In 2007, Chinese officials began sprinkling around subsidies for hogs and rolled out a series of schemes to engineer a recovery of the hog sector. A subsidy for sows was doubled to 100 yuan per head, a subsidy for sow insurance premiums was introduced, subsidy payments were made to counties that are big suppliers of pork, the corporate income tax was waived for enterprises in the hog business, big plans to build "livestock production zones" and massive integrated hog production complexes were rolled out. Thousands of breeding pigs were flown in from the United States.
By the end of 2008, hog inventories and pork production were up more than 5%. The increase in pork production amounted to about 4.4 extra pounds for each person in China.
The results of the policies are mixed. Officials are pleased that pork supplies have rebounded so fast, but supply has grown faster than demand.
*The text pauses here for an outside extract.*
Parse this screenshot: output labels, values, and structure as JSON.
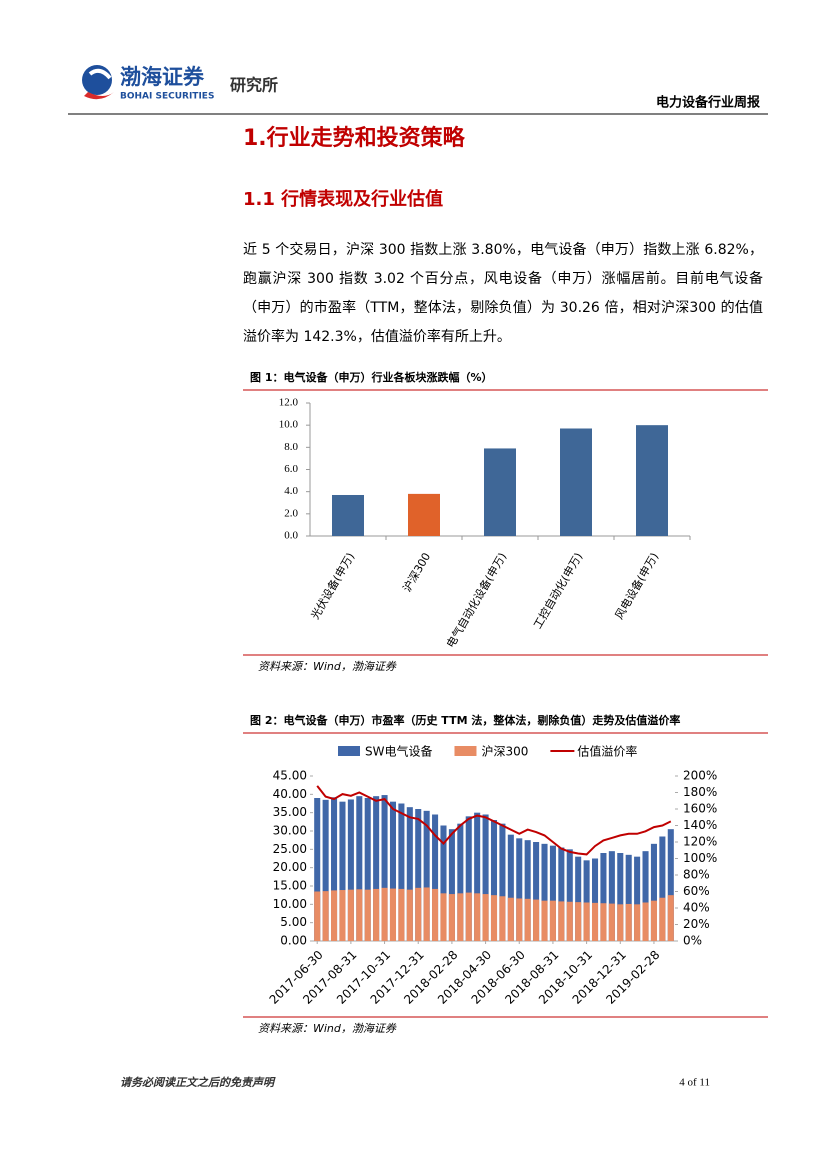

Prices have been in free fall most of this year, erasing profits. The Ministry of Agriculture's average wholesale price has fallen each week since January, a cumulative decrease of nearly 30%.
Discussion at a meeting in Guangdong Province this month revealed some reservations about the hog policies. Farm managers and officials observed that profit is the main driver of investment in livestock production. When prices were high in 2007, profits were also high, attracting a lot of new investors. There were highly-publicized investments by real estate companies, an information technology tycoon, investment banks, feed companies, and COFCO.
One farm manager says the subsidies are incidental to the profits that drive investment. His farm received 500,000 yuan in subsidies last year, but they spent over 10 million yuan for purchases of breeding stock. He argues that government support should go to downstream sectors that stabilize pork demand and improve marketing; they shouldn't distort production.
Others complain that a large portion of the subsidies allocated by higher levels of government never reaches farmers. In Guangdong, environmental concerns are rising and many communities have banned hog farms to control pollution. Some officials complain that the central government pressures them to boost the hog industry, going against these environmental concerns. Officials also worry that they would be held responsible for any disease outbreaks coming from a larger hog population in their county. One guy describes the subsidies as a banquet thrown by the central government for farmers in which local governments have to pay the bill.